I’m convinced that this is what is happening at the group of restaurants that chef Tom Douglas runs in Seattle.
Some time ago, I was out in the Pacific Northwest and decided to visit the Dahlia Lounge, one of four terrific restaurants operated there by Douglas. But more important than the name of the restaurant or even the cuisine was the human face of the experience, in this case it belonged to a woman named Jacqueline (I don’t know her last name), who waited on us.
She was, quite frankly, the best waitress I can ever remember encountering. She was funny, attentive (but not overly so), and educated about the food. When picking out a wine, I had joked about loving adventure, so when I mentioned that I was torn between choosing the Alaskan troll-caught king salmon (with pea shoot-tomato salad, carrot reduction, Yukon gold potatoes and peas) and the roasted pork loin (with molasses-glazed pork belly, caramelized-onion spoon bread and roasted figs) she simply smiled, took away the menu, and said she would surprise me.
She did, with the salmon. And it was one of the best salmon dishes I’ve ever had. (The wine was a 2000 Chateau Benoit Pinot Noir which would’ve worked with both meals, but was a perfect complement to the salmon.)
It ends up that Jacqueline is a working mom who has a chef husband and a 2-year-old son, and she personalized the meal in a way that was both unusual and uplifting. She knew her stuff, she understood her customers, and she put a great face on an already estimable restaurant.
I’ve had the same experience at Etta’s Seafood, a Tom Douglas restaurant down near the Pike Place Market. There’s a bartender at Etta’s named Morgan (again, I don’t know his last name) who is so good that I make a stop at Etta’s every time I’m in Seattle, which usually is once or twice a year.
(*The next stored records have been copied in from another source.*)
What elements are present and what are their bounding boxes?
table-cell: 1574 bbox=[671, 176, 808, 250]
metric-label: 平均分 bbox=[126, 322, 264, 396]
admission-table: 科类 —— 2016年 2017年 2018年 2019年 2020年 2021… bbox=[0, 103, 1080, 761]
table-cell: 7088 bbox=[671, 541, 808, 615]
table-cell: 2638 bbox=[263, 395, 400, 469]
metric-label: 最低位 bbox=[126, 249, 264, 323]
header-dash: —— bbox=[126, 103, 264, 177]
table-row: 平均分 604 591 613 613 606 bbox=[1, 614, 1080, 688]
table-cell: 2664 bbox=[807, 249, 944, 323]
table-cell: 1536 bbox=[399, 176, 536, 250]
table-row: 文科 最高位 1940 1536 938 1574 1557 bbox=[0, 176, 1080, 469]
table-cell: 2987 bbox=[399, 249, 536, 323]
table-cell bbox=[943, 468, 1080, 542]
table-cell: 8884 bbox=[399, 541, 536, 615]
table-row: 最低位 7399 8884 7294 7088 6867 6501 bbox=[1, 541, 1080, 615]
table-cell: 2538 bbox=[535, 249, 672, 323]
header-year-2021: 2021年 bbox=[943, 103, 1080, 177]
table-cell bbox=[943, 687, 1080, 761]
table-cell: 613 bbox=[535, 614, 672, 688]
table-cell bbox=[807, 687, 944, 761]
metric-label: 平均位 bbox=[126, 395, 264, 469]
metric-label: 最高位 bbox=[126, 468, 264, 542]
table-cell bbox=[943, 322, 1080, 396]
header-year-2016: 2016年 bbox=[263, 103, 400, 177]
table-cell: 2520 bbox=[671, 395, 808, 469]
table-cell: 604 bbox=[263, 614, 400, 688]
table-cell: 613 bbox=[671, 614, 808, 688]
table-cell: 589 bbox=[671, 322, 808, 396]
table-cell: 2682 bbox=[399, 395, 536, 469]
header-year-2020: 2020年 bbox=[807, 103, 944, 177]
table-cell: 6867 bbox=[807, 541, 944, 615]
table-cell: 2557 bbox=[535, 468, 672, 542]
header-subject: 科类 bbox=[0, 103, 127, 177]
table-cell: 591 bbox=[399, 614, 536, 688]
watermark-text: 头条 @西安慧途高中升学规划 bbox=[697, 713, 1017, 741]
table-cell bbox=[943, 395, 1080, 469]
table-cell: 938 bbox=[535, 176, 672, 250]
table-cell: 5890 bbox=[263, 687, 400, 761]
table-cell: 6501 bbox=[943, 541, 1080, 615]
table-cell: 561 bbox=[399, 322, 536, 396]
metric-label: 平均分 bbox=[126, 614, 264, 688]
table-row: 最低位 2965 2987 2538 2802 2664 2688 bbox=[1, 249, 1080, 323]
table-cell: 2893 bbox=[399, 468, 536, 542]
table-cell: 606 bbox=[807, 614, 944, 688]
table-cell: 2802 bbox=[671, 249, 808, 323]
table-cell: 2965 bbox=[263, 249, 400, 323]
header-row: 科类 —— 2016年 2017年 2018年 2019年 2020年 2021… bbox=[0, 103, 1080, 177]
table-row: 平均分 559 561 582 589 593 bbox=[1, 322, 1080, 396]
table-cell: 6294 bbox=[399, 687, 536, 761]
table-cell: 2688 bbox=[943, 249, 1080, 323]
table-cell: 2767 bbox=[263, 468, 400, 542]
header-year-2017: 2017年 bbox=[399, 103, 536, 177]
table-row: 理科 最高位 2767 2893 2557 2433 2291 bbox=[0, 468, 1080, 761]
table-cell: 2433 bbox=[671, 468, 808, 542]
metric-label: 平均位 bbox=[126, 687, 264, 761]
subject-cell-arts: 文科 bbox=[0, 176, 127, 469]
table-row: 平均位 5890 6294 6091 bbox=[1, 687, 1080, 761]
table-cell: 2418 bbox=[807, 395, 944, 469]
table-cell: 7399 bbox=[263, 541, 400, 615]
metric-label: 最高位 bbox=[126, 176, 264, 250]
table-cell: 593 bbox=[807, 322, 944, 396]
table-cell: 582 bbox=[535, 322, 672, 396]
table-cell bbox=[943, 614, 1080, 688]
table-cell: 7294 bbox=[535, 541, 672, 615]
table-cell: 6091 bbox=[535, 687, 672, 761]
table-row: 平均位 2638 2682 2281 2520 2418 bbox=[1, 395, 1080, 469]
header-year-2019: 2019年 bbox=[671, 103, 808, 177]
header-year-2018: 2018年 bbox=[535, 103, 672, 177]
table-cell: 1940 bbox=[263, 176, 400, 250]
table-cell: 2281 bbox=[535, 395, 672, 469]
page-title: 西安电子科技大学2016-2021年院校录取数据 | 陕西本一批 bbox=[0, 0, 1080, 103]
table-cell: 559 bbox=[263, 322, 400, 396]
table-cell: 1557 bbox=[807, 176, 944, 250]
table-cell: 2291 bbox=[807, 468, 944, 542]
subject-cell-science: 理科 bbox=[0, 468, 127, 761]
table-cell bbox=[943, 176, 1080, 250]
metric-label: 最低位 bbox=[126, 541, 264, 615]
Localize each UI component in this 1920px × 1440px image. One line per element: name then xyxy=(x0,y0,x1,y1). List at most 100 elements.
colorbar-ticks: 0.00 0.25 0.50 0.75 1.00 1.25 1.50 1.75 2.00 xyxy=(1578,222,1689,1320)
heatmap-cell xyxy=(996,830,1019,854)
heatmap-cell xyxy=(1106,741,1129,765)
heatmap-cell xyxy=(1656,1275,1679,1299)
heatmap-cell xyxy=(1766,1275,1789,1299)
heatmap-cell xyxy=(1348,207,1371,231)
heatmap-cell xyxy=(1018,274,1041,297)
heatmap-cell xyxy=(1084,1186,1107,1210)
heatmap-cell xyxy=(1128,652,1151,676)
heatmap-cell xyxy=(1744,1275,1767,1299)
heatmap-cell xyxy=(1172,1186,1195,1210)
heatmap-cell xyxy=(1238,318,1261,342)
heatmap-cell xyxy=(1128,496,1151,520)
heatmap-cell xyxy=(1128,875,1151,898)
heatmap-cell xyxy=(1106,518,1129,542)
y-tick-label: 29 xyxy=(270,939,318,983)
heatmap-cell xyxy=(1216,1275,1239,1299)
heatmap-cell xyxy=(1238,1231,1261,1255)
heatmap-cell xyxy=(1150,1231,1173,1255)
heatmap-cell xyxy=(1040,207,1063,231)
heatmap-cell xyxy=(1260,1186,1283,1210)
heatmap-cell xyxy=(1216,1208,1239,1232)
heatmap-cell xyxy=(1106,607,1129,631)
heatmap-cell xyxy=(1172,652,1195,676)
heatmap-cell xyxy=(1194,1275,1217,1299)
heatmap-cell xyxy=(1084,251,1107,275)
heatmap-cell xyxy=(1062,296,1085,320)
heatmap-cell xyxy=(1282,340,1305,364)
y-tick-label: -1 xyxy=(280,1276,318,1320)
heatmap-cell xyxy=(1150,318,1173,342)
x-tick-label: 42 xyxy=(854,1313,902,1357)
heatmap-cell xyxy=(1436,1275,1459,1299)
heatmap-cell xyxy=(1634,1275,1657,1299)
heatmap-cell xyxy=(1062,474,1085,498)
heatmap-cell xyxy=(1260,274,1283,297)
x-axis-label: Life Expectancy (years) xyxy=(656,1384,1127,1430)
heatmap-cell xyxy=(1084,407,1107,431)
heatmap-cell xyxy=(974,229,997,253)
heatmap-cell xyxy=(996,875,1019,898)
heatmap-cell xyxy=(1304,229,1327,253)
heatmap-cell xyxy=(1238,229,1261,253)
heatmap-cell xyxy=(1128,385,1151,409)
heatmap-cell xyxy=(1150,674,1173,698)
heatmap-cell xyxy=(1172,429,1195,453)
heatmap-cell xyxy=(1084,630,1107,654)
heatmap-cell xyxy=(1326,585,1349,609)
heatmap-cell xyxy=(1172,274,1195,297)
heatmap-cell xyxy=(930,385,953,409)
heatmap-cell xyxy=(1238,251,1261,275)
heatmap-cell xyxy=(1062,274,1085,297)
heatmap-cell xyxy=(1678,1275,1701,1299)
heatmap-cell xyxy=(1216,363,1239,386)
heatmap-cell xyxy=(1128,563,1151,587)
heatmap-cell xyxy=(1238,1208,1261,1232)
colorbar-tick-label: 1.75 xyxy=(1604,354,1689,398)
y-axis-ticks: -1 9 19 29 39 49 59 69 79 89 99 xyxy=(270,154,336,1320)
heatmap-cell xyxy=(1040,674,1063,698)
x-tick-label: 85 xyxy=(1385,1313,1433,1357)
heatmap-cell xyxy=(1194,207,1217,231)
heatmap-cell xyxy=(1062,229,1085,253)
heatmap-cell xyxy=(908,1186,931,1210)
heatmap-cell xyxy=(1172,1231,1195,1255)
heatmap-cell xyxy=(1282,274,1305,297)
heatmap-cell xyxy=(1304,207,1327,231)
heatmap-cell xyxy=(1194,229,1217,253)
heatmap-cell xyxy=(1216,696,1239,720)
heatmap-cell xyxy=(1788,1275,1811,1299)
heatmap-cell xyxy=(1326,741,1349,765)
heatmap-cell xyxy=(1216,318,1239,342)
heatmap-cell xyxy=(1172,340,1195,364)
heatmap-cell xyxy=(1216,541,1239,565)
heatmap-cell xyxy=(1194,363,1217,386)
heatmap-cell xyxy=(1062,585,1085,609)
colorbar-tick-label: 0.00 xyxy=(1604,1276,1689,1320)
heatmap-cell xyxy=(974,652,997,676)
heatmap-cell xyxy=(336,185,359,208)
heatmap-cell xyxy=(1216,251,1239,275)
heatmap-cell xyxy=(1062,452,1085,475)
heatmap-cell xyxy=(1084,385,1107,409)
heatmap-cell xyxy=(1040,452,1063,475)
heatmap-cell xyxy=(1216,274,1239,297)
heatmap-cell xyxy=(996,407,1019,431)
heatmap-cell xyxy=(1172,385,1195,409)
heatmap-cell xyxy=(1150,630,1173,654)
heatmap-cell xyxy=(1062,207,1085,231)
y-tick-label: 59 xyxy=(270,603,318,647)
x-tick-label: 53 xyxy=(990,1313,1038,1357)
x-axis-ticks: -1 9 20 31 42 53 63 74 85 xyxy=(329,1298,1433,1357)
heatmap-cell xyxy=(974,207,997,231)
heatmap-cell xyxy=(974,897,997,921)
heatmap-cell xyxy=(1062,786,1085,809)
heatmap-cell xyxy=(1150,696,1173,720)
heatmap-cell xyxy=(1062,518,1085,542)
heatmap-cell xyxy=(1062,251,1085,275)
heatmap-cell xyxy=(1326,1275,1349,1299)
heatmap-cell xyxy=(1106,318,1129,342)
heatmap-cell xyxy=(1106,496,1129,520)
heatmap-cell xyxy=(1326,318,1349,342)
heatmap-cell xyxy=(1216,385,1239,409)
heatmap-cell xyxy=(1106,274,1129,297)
But when I walk in the door, even after 12 months away, I feel like Norm on “Cheers.” Morgan knows my name, he knows I like red wine (especially Pinot Noir and Syrah from Washington and Oregon), he always recommends something new from the menu, and he makes a place that is 3,000 miles away from home feel like my neighborhood bar.
Doesn’t get any better than that.
It’s all about balancing efficiency and effectiveness, and how the human factor can keep customers coming back for more.